注釈者のヒルは、「大きな森の小さな家」でワイルダーは、親戚以外の人たちをなるべく登場させないようにしていたが、クラレンスへの好意から、ヒューレットの家族を描いたのではと推測しています。
クラレンス&エヴァ・ヒューレットの父親トーマスは、アイルランドからの移民で、母親のマリアはペンシルベニア出身でした。クラレンスはローラよりも一才年上で、エヴァはキャリーぐらいの年齢でした。ですから、エヴァが学校のシーンに登場するのは不思議な気もします。
クラレンスは西部に移住して、ハードウェアの商売にたずさわり、一九四九年にアリゾナで亡くなりました。エヴァは結婚してイリノイに移りました。
ローラとメアリの先生はアン・バリー、またはアナ・バリー(Ann, or Anna Barry)は二十三歳の独身の女性で、両親と十代の弟と一緒に暮らしていました。「パイオニアガール」にはバリー一家にまつわる興味深い話があります。
彼女の父親、バリー大尉は南北戦争から戻った時に「ニグロの男の子」を連れて来た、彼は「バリー大尉のニガー」と呼ばれていて、ローラが学校に行ったとき、彼が遠くから子どもたちを笑いながら眺めていた、と書かれています。
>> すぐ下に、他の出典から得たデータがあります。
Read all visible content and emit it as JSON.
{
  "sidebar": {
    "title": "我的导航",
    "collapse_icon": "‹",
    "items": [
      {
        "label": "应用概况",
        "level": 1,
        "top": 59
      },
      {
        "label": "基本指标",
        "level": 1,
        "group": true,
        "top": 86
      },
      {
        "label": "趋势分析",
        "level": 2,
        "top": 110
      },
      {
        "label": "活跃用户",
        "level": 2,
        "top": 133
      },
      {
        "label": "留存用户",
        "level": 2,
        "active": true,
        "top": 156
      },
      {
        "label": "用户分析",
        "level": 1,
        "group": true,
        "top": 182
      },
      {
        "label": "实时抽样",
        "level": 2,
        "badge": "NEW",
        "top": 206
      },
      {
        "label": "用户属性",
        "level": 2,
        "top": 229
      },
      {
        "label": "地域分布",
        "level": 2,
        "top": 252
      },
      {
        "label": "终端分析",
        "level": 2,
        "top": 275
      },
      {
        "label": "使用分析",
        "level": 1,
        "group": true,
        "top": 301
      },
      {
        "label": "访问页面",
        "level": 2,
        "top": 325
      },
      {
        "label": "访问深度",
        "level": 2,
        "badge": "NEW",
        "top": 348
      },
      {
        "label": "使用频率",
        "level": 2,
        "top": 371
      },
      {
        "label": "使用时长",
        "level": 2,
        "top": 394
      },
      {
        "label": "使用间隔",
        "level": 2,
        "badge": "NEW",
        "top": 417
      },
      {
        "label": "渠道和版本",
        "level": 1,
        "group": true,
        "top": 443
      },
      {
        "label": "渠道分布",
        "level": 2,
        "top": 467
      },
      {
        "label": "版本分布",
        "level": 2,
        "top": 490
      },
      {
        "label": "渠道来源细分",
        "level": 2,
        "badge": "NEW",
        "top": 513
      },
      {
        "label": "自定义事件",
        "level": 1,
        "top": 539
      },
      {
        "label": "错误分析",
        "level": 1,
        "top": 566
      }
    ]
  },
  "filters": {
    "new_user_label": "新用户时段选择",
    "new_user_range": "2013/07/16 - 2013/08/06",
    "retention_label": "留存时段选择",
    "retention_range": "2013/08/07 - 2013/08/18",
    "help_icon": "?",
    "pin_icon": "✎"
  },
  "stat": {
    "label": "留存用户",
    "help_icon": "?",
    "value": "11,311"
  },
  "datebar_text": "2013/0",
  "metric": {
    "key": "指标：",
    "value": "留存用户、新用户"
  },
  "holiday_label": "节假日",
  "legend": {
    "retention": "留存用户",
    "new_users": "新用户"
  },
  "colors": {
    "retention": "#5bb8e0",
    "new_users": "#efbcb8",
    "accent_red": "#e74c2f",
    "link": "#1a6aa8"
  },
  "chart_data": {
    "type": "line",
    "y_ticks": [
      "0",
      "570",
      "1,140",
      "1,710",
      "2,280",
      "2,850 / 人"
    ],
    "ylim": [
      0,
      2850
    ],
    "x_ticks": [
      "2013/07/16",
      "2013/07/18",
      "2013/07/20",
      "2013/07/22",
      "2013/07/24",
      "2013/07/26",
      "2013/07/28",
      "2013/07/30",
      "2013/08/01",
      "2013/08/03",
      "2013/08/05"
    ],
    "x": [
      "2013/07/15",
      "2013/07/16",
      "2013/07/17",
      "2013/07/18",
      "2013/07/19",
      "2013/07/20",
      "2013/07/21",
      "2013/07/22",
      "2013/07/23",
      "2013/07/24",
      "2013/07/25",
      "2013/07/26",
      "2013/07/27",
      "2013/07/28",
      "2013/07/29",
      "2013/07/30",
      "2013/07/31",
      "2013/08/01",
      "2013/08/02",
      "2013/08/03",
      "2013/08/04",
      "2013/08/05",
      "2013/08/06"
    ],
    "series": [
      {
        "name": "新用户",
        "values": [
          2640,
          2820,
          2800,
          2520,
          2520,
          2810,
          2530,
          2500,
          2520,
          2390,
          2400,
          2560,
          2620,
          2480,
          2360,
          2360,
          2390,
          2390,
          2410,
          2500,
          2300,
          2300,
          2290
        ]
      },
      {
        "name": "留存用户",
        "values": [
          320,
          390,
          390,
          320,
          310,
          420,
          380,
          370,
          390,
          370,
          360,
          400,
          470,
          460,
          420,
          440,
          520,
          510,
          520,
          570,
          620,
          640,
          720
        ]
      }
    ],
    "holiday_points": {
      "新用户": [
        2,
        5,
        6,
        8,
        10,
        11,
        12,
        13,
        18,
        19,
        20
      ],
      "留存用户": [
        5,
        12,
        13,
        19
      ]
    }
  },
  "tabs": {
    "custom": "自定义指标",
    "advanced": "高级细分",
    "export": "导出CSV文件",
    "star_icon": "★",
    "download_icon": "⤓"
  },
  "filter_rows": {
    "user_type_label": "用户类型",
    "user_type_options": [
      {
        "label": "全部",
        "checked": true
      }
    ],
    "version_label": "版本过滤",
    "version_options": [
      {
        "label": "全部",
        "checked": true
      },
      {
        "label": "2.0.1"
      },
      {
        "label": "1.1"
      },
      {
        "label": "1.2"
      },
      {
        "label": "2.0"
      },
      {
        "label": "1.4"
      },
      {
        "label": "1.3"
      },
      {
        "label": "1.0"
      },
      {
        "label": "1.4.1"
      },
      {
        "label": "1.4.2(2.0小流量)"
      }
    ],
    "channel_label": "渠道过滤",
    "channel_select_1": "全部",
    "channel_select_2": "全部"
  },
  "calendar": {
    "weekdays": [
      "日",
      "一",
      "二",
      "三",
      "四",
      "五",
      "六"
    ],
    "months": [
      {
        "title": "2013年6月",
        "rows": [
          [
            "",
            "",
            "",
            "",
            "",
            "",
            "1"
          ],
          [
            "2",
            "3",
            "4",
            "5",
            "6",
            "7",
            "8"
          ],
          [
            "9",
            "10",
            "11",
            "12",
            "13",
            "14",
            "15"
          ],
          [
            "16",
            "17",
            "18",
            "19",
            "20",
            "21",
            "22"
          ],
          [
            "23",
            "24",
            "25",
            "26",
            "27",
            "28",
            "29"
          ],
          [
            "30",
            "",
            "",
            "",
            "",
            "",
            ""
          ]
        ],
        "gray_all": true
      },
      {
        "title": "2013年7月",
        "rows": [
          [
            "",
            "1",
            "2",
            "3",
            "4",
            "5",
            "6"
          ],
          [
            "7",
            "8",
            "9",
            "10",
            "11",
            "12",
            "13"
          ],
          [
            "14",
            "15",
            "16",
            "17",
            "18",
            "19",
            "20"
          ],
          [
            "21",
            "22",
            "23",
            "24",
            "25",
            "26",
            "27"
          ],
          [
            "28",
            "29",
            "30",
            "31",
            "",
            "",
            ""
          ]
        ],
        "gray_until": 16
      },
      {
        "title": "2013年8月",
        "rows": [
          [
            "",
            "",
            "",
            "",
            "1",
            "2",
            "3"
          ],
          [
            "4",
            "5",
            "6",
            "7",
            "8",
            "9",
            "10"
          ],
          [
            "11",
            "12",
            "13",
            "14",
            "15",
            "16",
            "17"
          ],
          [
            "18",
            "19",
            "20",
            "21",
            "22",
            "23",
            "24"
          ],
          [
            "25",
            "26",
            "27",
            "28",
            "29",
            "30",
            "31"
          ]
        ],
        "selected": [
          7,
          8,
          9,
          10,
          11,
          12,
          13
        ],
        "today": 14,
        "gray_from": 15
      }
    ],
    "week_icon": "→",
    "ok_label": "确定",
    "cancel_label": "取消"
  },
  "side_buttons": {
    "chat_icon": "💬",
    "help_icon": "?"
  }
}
ワイルダーは「ニガー」といった差別語を自分自身では使わなかったが、「その当時は広く使われていた」と述べていたと注釈があります。さらにヒルは、現在では差別語だが、一八七○年代ではよく使われていたと書き添えています。二重に書き添えているのはクレームを意識しているのでしょうか?
その黒人の男の子が誰だったのかは謎のようです。一八七○年の国勢調査によると、バリー先生の父親のジェームス・バリー(James Barry)は二人の子どものいる農夫で、テネシー出身の十四歳の雇い人がいると記録されていますが、その子は白人と記されています。
べつの記録では、ジェームス・ベリー大尉(Captain James "Berry", "Barry"ではない) は南北戦争でテネシーの周辺へ行っているので、雇い人を連れて来た可能性があるが、ジェームス・バリーとジェームス・ベリーが同一人物かどうかはわからないと注釈にはあります。
カンザスで病気になった時に見てくれたタン先生も黒人でした。バイ版の「パイオニアガール」では、それまでローラは黒人をみたことがなかったので、タン先生を見たとき怖かったという記述があります。でも、すでにワイルダーはペピンで黒人と接触があったようですね。